Frank Werneke, der Bundesvorsitzende der Dienstleistungsgewerkschaft Verdi, sieht die Christdemokraten vor einer wichtigen Weichenstellung. Mit dem teilweisen Bedeutungsverlust der FDP habe sich die Union offenbar als neue politische Heimat für wirtschaftsliberale und neoliberale Strömungen etabliert, so Werneke in einem Interview mit der „Bild am Sonntag“.
Dieser Kurs, so der Gewerkschaftschef weiter, gehe auf Kosten der Arbeitnehmer.
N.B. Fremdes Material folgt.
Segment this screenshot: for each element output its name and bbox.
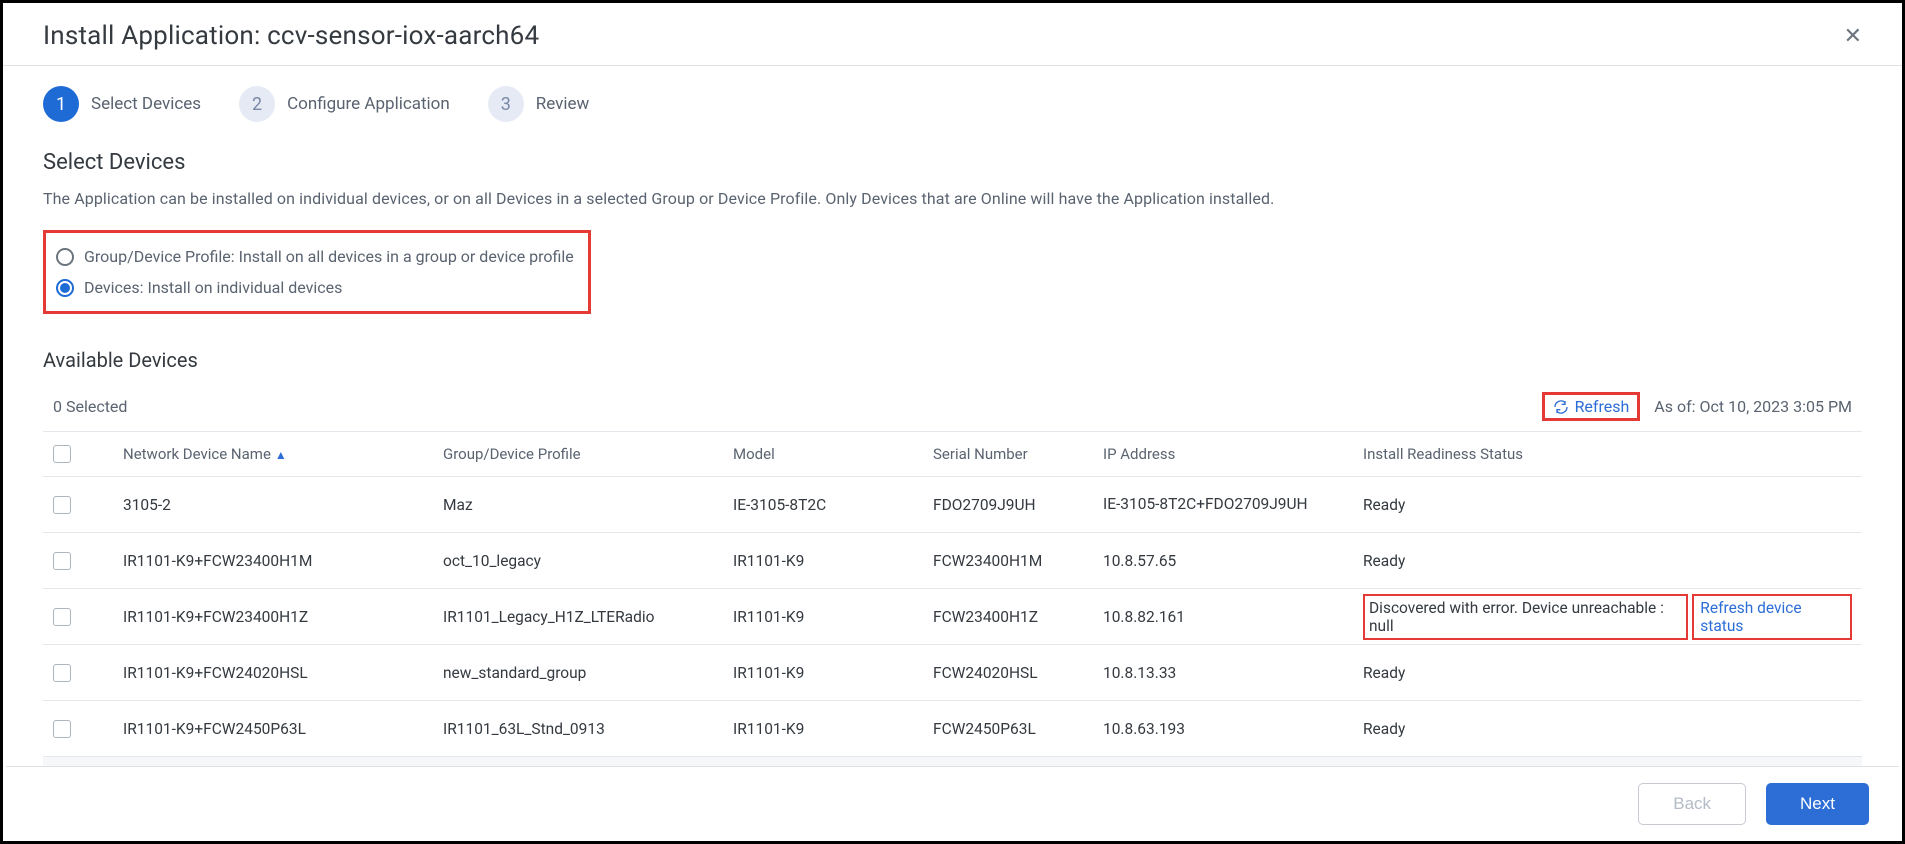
radio-icon	[56, 279, 74, 297]
column-header-model[interactable]: Model	[733, 445, 933, 463]
cell-serial: FCW23400H1Z	[933, 608, 1103, 626]
cell-model: IE-3105-8T2C	[733, 496, 933, 514]
column-header-ip[interactable]: IP Address	[1103, 445, 1363, 463]
cell-ip: 10.8.13.33	[1103, 664, 1363, 682]
cell-group: Maz	[443, 496, 733, 514]
refresh-label: Refresh	[1575, 397, 1630, 416]
step-label: Configure Application	[287, 94, 450, 114]
section-description: The Application can be installed on indi…	[43, 189, 1862, 208]
cell-name: IR1101-K9+FCW2450P63L	[123, 720, 443, 738]
row-checkbox[interactable]	[53, 496, 71, 514]
table-header-row: Network Device Name▲ Group/Device Profil…	[43, 431, 1862, 477]
step-label: Review	[536, 94, 590, 114]
radio-icon	[56, 248, 74, 266]
step-number: 2	[239, 86, 275, 122]
stepper: 1 Select Devices 2 Configure Application…	[43, 86, 1862, 122]
section-title: Select Devices	[43, 150, 1862, 175]
cell-serial: FCW2450P63L	[933, 720, 1103, 738]
cell-serial: FCW23400H1M	[933, 552, 1103, 570]
close-icon: ✕	[1844, 23, 1862, 48]
row-checkbox[interactable]	[53, 720, 71, 738]
cell-group: IR1101_63L_Stnd_0913	[443, 720, 733, 738]
cell-model: IR1101-K9	[733, 720, 933, 738]
cell-serial: FDO2709J9UH	[933, 496, 1103, 514]
cell-serial: FCW24020HSL	[933, 664, 1103, 682]
modal-header: Install Application: ccv-sensor-iox-aarc…	[3, 3, 1902, 66]
cell-ip: 10.8.63.193	[1103, 720, 1363, 738]
column-header-serial[interactable]: Serial Number	[933, 445, 1103, 463]
available-devices-title: Available Devices	[43, 348, 1862, 372]
close-button[interactable]: ✕	[1844, 25, 1862, 47]
radio-label: Devices: Install on individual devices	[84, 278, 342, 297]
row-checkbox[interactable]	[53, 664, 71, 682]
cell-group: IR1101_Legacy_H1Z_LTERadio	[443, 608, 733, 626]
cell-ip: IE-3105-8T2C+FDO2709J9UH	[1103, 494, 1363, 514]
cell-name: IR1101-K9+FCW23400H1M	[123, 552, 443, 570]
cell-model: IR1101-K9	[733, 552, 933, 570]
cell-status: Ready	[1363, 496, 1852, 514]
step-select-devices[interactable]: 1 Select Devices	[43, 86, 201, 122]
row-checkbox[interactable]	[53, 608, 71, 626]
selected-count: 0 Selected	[53, 397, 127, 416]
modal-footer: Back Next	[6, 766, 1899, 841]
cell-group: oct_10_legacy	[443, 552, 733, 570]
step-review[interactable]: 3 Review	[488, 86, 590, 122]
radio-group-device-profile[interactable]: Group/Device Profile: Install on all dev…	[56, 243, 574, 270]
next-button[interactable]: Next	[1766, 783, 1869, 825]
cell-status: Ready	[1363, 720, 1852, 738]
cell-status: Ready	[1363, 664, 1852, 682]
table-row: IR1101-K9+FCW2450P63L IR1101_63L_Stnd_09…	[43, 701, 1862, 757]
refresh-button[interactable]: Refresh	[1542, 392, 1641, 421]
cell-ip: 10.8.82.161	[1103, 608, 1363, 626]
table-row: IR1101-K9+FCW24020HSL new_standard_group…	[43, 645, 1862, 701]
step-label: Select Devices	[91, 94, 201, 114]
cell-model: IR1101-K9	[733, 608, 933, 626]
step-number: 1	[43, 86, 79, 122]
cell-ip: 10.8.57.65	[1103, 552, 1363, 570]
column-header-status[interactable]: Install Readiness Status	[1363, 445, 1852, 463]
modal-title: Install Application: ccv-sensor-iox-aarc…	[43, 21, 539, 51]
row-checkbox[interactable]	[53, 552, 71, 570]
status-error-text: Discovered with error. Device unreachabl…	[1363, 594, 1688, 640]
column-header-group[interactable]: Group/Device Profile	[443, 445, 733, 463]
radio-individual-devices[interactable]: Devices: Install on individual devices	[56, 274, 574, 301]
install-scope-radio-group: Group/Device Profile: Install on all dev…	[43, 230, 591, 314]
table-row: IR1101-K9+FCW23400H1Z IR1101_Legacy_H1Z_…	[43, 589, 1862, 645]
cell-name: IR1101-K9+FCW23400H1Z	[123, 608, 443, 626]
devices-table: Network Device Name▲ Group/Device Profil…	[43, 431, 1862, 781]
step-configure-application[interactable]: 2 Configure Application	[239, 86, 450, 122]
cell-group: new_standard_group	[443, 664, 733, 682]
cell-name: IR1101-K9+FCW24020HSL	[123, 664, 443, 682]
cell-model: IR1101-K9	[733, 664, 933, 682]
step-number: 3	[488, 86, 524, 122]
refresh-icon	[1553, 399, 1569, 415]
as-of-timestamp: As of: Oct 10, 2023 3:05 PM	[1654, 397, 1852, 416]
sort-ascending-icon: ▲	[275, 448, 287, 462]
cell-status: Discovered with error. Device unreachabl…	[1363, 594, 1852, 640]
refresh-device-status-link[interactable]: Refresh device status	[1692, 594, 1852, 640]
back-button[interactable]: Back	[1638, 783, 1746, 825]
cell-status: Ready	[1363, 552, 1852, 570]
cell-name: 3105-2	[123, 496, 443, 514]
table-toolbar: 0 Selected Refresh As of: Oct 10, 2023 3…	[43, 392, 1862, 421]
column-header-name[interactable]: Network Device Name▲	[123, 445, 443, 463]
table-row: 3105-2 Maz IE-3105-8T2C FDO2709J9UH IE-3…	[43, 477, 1862, 533]
select-all-checkbox[interactable]	[53, 445, 71, 463]
radio-label: Group/Device Profile: Install on all dev…	[84, 247, 574, 266]
table-row: IR1101-K9+FCW23400H1M oct_10_legacy IR11…	[43, 533, 1862, 589]
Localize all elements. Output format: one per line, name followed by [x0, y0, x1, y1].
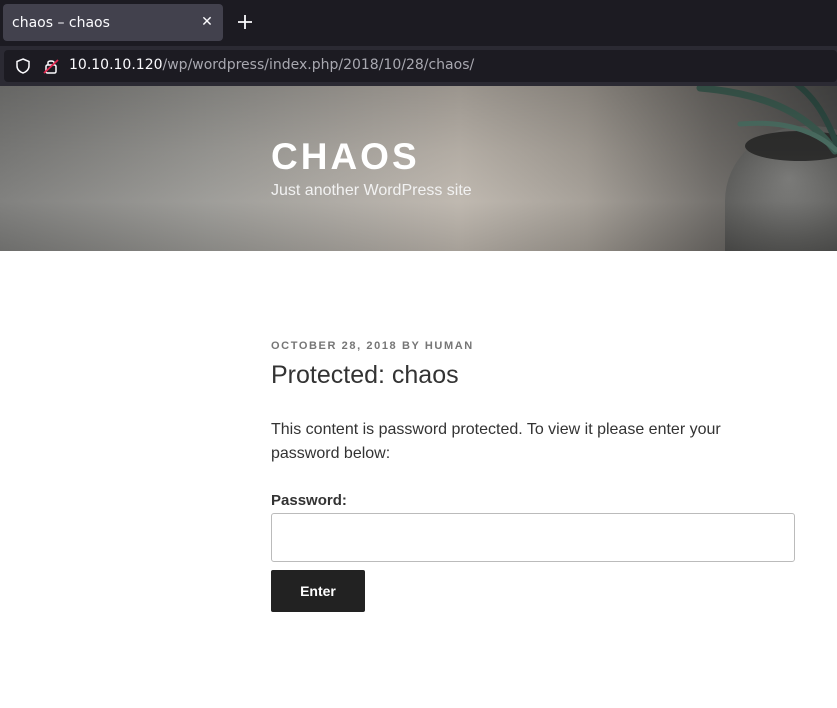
plus-icon[interactable] — [236, 13, 254, 31]
shield-icon[interactable] — [14, 57, 32, 75]
site-description: Just another WordPress site — [271, 182, 472, 199]
tab-title: chaos – chaos — [12, 15, 110, 31]
insecure-lock-icon[interactable] — [42, 57, 60, 75]
post-title: Protected: chaos — [271, 361, 459, 389]
url-path: /wp/wordpress/index.php/2018/10/28/chaos… — [162, 57, 475, 73]
nav-bar: 10.10.10.120/wp/wordpress/index.php/2018… — [0, 46, 837, 86]
site-title[interactable]: CHAOS — [271, 136, 420, 178]
site-header: CHAOS Just another WordPress site — [0, 86, 837, 251]
protected-message: This content is password protected. To v… — [271, 421, 721, 462]
entry-meta: OCTOBER 28, 2018 BY HUMAN — [271, 340, 474, 352]
url-host: 10.10.10.120 — [69, 57, 163, 73]
enter-button[interactable]: Enter — [271, 570, 365, 612]
tab-bar: chaos – chaos ✕ — [0, 0, 837, 46]
url-bar[interactable]: 10.10.10.120/wp/wordpress/index.php/2018… — [4, 50, 837, 82]
close-icon[interactable]: ✕ — [199, 13, 215, 29]
post-date[interactable]: OCTOBER 28, 2018 — [271, 340, 397, 352]
password-label: Password: — [271, 492, 347, 509]
tab-active[interactable]: chaos – chaos ✕ — [3, 4, 223, 41]
url-text[interactable]: 10.10.10.120/wp/wordpress/index.php/2018… — [69, 57, 474, 73]
password-input[interactable] — [271, 513, 795, 562]
post-by: BY — [401, 340, 421, 352]
post-author[interactable]: HUMAN — [425, 340, 474, 352]
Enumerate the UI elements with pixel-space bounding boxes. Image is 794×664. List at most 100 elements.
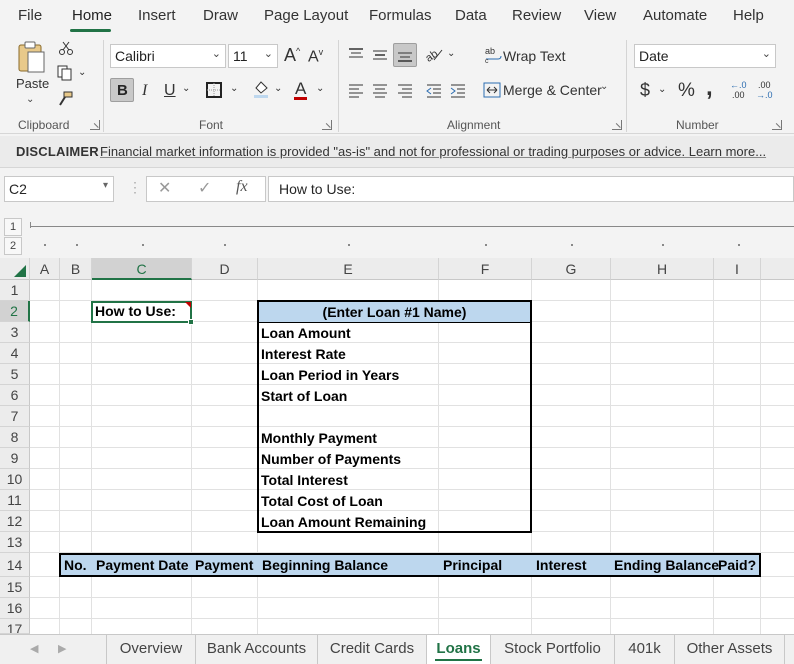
row-header-12[interactable]: 12 [0, 511, 30, 532]
header-payment[interactable]: Payment [195, 555, 253, 576]
row-header-2[interactable]: 2 [0, 301, 30, 322]
row-header-7[interactable]: 7 [0, 406, 30, 427]
chevron-down-icon[interactable]: ⌄ [78, 68, 86, 78]
more-options-icon[interactable]: ⋮ [128, 179, 142, 196]
row-header-6[interactable]: 6 [0, 385, 30, 406]
header-no[interactable]: No. [64, 555, 87, 576]
tab-overview[interactable]: Overview [107, 635, 196, 664]
borders-icon[interactable] [205, 81, 223, 99]
column-header-g[interactable]: G [532, 258, 611, 280]
number-format-select[interactable]: Date ⌄ [634, 44, 776, 68]
underline-button[interactable]: U [164, 83, 176, 99]
copy-icon[interactable] [56, 64, 74, 82]
clipboard-launcher-icon[interactable] [90, 120, 100, 130]
menu-review[interactable]: Review [512, 7, 561, 24]
chevron-down-icon[interactable]: ⌄ [447, 49, 455, 59]
formula-input[interactable]: How to Use: [268, 176, 794, 202]
align-middle-icon[interactable] [371, 47, 389, 63]
align-top-icon[interactable] [347, 47, 365, 63]
column-header-e[interactable]: E [258, 258, 439, 280]
font-color-icon[interactable]: A [294, 80, 308, 100]
increase-decimal-button[interactable]: ←.0 .00 [730, 80, 752, 102]
fill-handle[interactable] [188, 319, 194, 325]
row-header-8[interactable]: 8 [0, 427, 30, 448]
menu-view[interactable]: View [584, 7, 616, 24]
chevron-down-icon[interactable]: ⌄ [274, 84, 282, 94]
header-beginning-balance[interactable]: Beginning Balance [262, 555, 388, 576]
decrease-decimal-button[interactable]: .00 →.0 [756, 80, 778, 102]
row-header-3[interactable]: 3 [0, 322, 30, 343]
menu-page-layout[interactable]: Page Layout [264, 7, 348, 24]
tab-loans[interactable]: Loans [427, 635, 491, 664]
font-size-select[interactable]: 11 ⌄ [228, 44, 278, 68]
row-header-5[interactable]: 5 [0, 364, 30, 385]
alignment-launcher-icon[interactable] [612, 120, 622, 130]
scroll-right-icon[interactable]: ▶ [58, 642, 66, 655]
loan-title-cell[interactable]: (Enter Loan #1 Name) [259, 302, 530, 323]
menu-draw[interactable]: Draw [203, 7, 238, 24]
percent-button[interactable]: % [678, 81, 695, 100]
menu-formulas[interactable]: Formulas [369, 7, 432, 24]
tab-401k[interactable]: 401k [615, 635, 675, 664]
enter-icon[interactable]: ✓ [198, 178, 211, 198]
row-header-9[interactable]: 9 [0, 448, 30, 469]
disclaimer-link[interactable]: Financial market information is provided… [100, 144, 766, 159]
menu-insert[interactable]: Insert [138, 7, 176, 24]
row-header-1[interactable]: 1 [0, 280, 30, 301]
shrink-font-icon[interactable]: Av [308, 48, 323, 65]
row-header-10[interactable]: 10 [0, 469, 30, 490]
name-box[interactable]: C2 ▾ [4, 176, 114, 202]
chevron-down-icon[interactable]: ⌄ [658, 85, 666, 95]
row-header-15[interactable]: 15 [0, 577, 30, 598]
fill-color-icon[interactable] [252, 79, 270, 99]
header-principal[interactable]: Principal [443, 555, 502, 576]
align-left-icon[interactable] [347, 82, 365, 98]
align-right-icon[interactable] [396, 82, 414, 98]
font-launcher-icon[interactable] [322, 120, 332, 130]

Ein entsprechender Flügel innerhalb der Union sei kaum noch erkennbar. „Und damit verliert die Union ein Stück weit den Charakter als Volkspartei, aus meiner Sicht.“
Sozialabbau statt Versprechen
Werneke kritisiert konkrete Vorschläge aus dem Umfeld der Union und von Wirtschaftsverbänden, wie die Einschränkung des Rechts auf Teilzeit oder die Lockerung des Kündigungsschutzes im öffentlichen Dienst. Er erinnert daran, dass der Union im Vorfeld der Bundestagswahl viele Versprechen gemacht worden seien, darunter auch Reformen im Rentensystem, die zulasten der Beschäftigten gehen könnten.
Verdi-Mitglieder würden sich jedoch nicht von leeren Versprechungen leiten lassen. „mich und unsere Mitglieder interessiert nicht, welche aus meiner Sicht unerfüllbaren Versprechungen die Union gemacht hat“, verdeutlichte Werneke.